Economía: crisis o sinceramiento

Los cierto que es que hoy la mayoría de los empleados, ya sean privados o estatales, nos encontramos negociando paritarias en un clima de tensión que no era imaginable un año atrás, tensión que se incrementa ante la posibilidad cierta de la cesantía.

El salario mínimo vital y móvil, fijado en julio de año pasado, alcanzó en enero de este año un monto de $6060. Eso significó un aumento del 28,5% en dos tramos a lo largo del año 2015, cuya última parte, el 10%, rige desde enero de este año. Sin embargo, este incremento sobre el sueldo básico no impacta de la misma manera en todos los escalafones salariales, por lo cual los trabajadores, a través de cada sindicato, deberíamos acordar en paritarias las recomposiciones salariales correspondientes.

El artículo 14 bis de la Constitución Nacional reconoce el derecho de los trabajadores al Salario Mínimo, Vital y Móvil, y el artículo 116 de la Ley de Contrato de Trabajo sostiene que el  “Salario Mínimo Vital, es la menor remuneración que debe percibir en efectivo el trabajador sin cargas de familia, en su jornada legal de trabajo, de modo que le asegure alimentación adecuada, vivienda digna, educación, vestuario, asistencia sanitaria, transporte y esparcimiento, vacaciones y previsión”.

Si bien se trata de un planteo un tanto abstracto, ya que no es sencillo decir cuánto es necesario  ganar para garantizar cosas tales como el esparcimiento, las vacaciones o una vivienda digna, cualquiera de nosotros que realice una simple cuenta y tome aspectos tales como alquiler y un par de compras en un supermercado, podrá acordar que un ingreso de $10000 apenas alcanza para cubrir los gastos básicos de un hogar tipo. Moyano, hoy mutado en sindicalista conciliador, habla de una canasta básica de $11300.

Entonces, ¿qué porcentaje deberían plantearse en la recomposición salarial en las paritarias de este año? El gobierno nacional impone pautas de un 25% anual, cuando sólo entre enero y febrero los cálculos más optimistas (Clarín 7/03/16) estiman la inflación superior a un 8% para los dos meses.

¿Pedir el 40% de aumento anual es una locura y solo propicia la desestabilización?

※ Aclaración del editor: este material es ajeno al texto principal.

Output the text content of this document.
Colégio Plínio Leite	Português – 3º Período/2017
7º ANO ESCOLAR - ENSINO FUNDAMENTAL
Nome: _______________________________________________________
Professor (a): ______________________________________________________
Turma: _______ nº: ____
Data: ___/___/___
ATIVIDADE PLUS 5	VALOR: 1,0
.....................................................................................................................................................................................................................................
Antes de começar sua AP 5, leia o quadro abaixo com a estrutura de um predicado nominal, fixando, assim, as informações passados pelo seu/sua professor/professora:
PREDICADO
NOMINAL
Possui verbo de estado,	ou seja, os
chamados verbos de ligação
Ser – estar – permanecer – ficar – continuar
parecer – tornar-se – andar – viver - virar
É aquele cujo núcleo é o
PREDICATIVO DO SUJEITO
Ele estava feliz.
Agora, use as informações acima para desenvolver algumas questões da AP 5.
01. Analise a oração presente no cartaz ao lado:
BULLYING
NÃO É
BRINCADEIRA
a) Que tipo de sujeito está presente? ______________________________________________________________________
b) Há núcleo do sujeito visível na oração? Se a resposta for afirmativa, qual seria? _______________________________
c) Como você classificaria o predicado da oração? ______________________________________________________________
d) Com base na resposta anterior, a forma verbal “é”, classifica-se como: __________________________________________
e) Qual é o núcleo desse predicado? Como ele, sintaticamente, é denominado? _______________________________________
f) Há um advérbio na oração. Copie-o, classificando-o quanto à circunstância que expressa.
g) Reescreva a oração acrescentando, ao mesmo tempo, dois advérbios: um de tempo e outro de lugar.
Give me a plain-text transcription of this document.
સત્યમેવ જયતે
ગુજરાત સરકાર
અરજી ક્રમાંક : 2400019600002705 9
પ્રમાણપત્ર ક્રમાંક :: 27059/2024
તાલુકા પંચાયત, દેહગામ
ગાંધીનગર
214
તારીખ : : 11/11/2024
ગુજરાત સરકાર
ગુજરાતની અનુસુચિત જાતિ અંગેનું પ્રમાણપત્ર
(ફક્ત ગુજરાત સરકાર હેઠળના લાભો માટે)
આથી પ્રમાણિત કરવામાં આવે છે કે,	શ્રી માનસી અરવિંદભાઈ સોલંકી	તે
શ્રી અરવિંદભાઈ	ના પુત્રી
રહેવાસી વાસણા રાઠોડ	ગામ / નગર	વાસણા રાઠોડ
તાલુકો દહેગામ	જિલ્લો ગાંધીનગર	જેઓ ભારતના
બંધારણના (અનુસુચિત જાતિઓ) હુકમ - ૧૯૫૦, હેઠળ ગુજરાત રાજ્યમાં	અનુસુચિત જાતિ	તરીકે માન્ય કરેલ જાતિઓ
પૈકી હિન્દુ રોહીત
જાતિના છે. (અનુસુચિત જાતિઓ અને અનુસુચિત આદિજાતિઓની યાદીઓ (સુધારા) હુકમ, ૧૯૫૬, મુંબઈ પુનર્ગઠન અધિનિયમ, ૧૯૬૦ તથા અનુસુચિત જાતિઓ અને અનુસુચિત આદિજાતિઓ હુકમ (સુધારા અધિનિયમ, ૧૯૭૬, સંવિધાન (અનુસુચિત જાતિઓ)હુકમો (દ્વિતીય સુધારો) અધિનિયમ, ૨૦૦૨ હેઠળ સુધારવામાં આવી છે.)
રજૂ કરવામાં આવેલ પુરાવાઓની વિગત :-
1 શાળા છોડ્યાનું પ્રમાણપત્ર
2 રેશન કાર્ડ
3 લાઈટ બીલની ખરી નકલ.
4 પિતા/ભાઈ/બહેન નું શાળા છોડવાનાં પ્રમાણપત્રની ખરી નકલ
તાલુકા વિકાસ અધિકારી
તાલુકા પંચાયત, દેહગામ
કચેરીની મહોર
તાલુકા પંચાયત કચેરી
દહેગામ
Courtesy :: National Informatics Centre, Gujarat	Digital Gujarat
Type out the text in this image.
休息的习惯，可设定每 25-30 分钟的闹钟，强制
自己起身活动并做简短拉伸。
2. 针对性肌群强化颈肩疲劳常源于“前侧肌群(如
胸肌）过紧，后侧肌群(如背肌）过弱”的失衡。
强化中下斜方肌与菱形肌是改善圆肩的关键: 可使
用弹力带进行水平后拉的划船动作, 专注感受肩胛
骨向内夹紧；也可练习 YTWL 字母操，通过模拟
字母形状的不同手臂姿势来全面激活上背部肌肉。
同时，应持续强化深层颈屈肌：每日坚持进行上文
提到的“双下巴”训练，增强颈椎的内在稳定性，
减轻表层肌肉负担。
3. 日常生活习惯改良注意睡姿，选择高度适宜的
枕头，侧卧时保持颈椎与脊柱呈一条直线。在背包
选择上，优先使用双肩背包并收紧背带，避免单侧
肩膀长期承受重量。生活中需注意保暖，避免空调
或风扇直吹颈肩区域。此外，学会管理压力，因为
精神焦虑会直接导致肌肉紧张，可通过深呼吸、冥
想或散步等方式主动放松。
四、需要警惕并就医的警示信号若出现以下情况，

No parece ser así cuando en nuestra provincia el mismo estado incrementa la luz en un 89%, los peajes se incrementaron en más de un 150% y los combustibles en un 12% en lo que va del año. Podríamos seguir cotejando datos pero la emergencia estadística declarada en enero de este año imposibilita saber con certeza el aumento del costo de vida y su relación con el poder adquisitivo de la gente. Y aunque la pobreza y la desocupación no es una cuestión meramente estadística sino que se palpa y se vivencia en el trajín cotidiano, cierto es que resulta difícil analizar la realidad si los datos con que contamos no son fieles, si están distorsionados o no reflejan lo que pretenden medir. Se podría luego discutir si el índice es o no valido si existe un índice mejor. Pero es imposible cualquier análisis si esos datos no se brindan, si en función del “resguardo necesario” para una supuesta información irrefutable  la misma no existe.

Parece difícil llegar al camino de Pobreza Cero con más de 100000 despedidos (La Nación 8/03/16) y con una disminución notable del poder adquisitivo de los que menos tienen.